Tupy
- Full name: Esporte Clube Tupy
- Nickname(s): Índio Guerreiro Índio Canela Verde
- Founded: October 16, 1938 (86 years ago)
- Ground: Estádio Toca do Índio, Vila Velha, Espírito Santo state, Brazil
- Capacity: 2,000
- President: Rogério Pedrini
- League: Campeonato Capixaba Série B
- 2014: Campeonato Capixaba Série B, 6th
| Home colors | Away colors |

= Esporte Clube Tupy =

Esporte Clube Tupy, commonly known as Tupy, is a Brazilian football club based in Vila Velha, Espírito Santo state.

==History==
The club was founded on October 16, 1938, becoming professional in 1988. They won the Campeonato Capixaba Second Level in 2001.

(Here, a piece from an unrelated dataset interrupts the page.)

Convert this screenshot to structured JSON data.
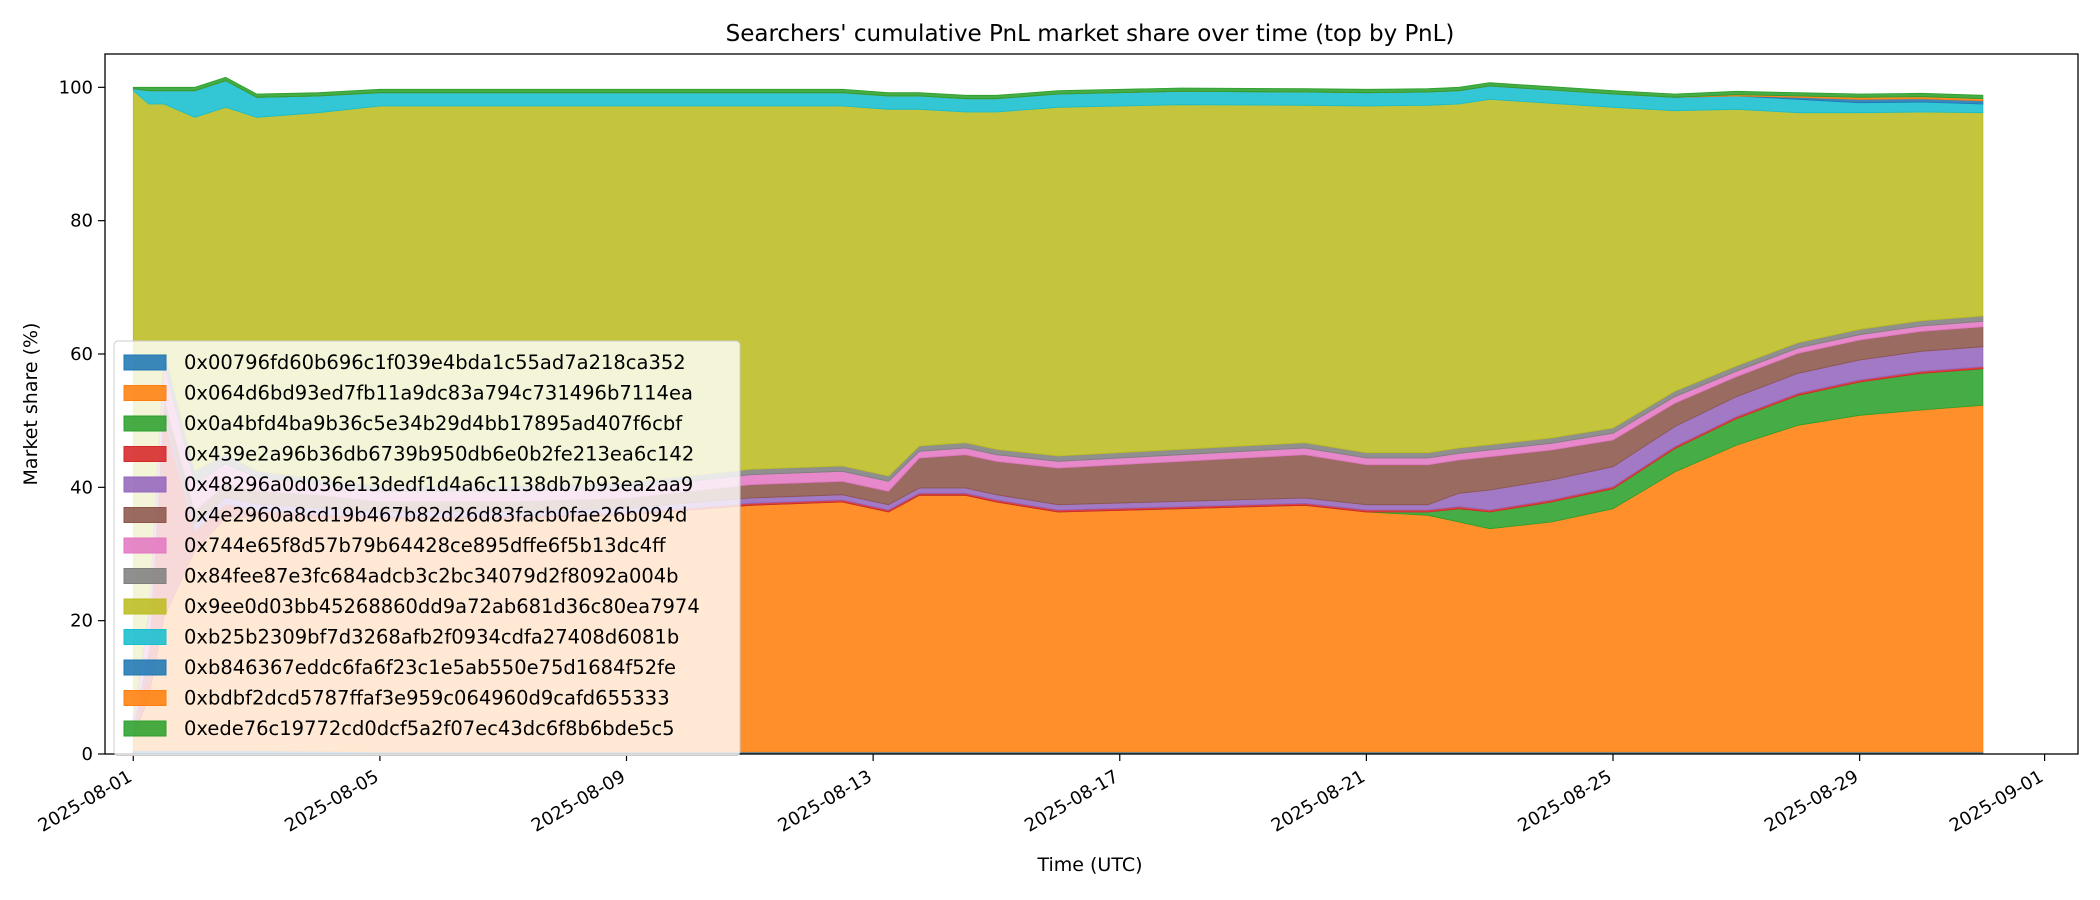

In 2003, Túlio Maravilha was signed to play the Copa Espirito Santo, scoring 3 goals. Temporary bleachers had to be installed on Gil Bernardes stadium to accommodate the increased number of fans who wanted to see him playing.

==Achievements==
- Campeonato Capixaba Série B:
  - Winners (1): 2001

==Stadium==
Esporte Clube Tupy play their home games at Estádio Gil Bernardes da Silveira, nicknamed Estádio Toca do Índio. The stadium has a maximum capacity of 2,000 people.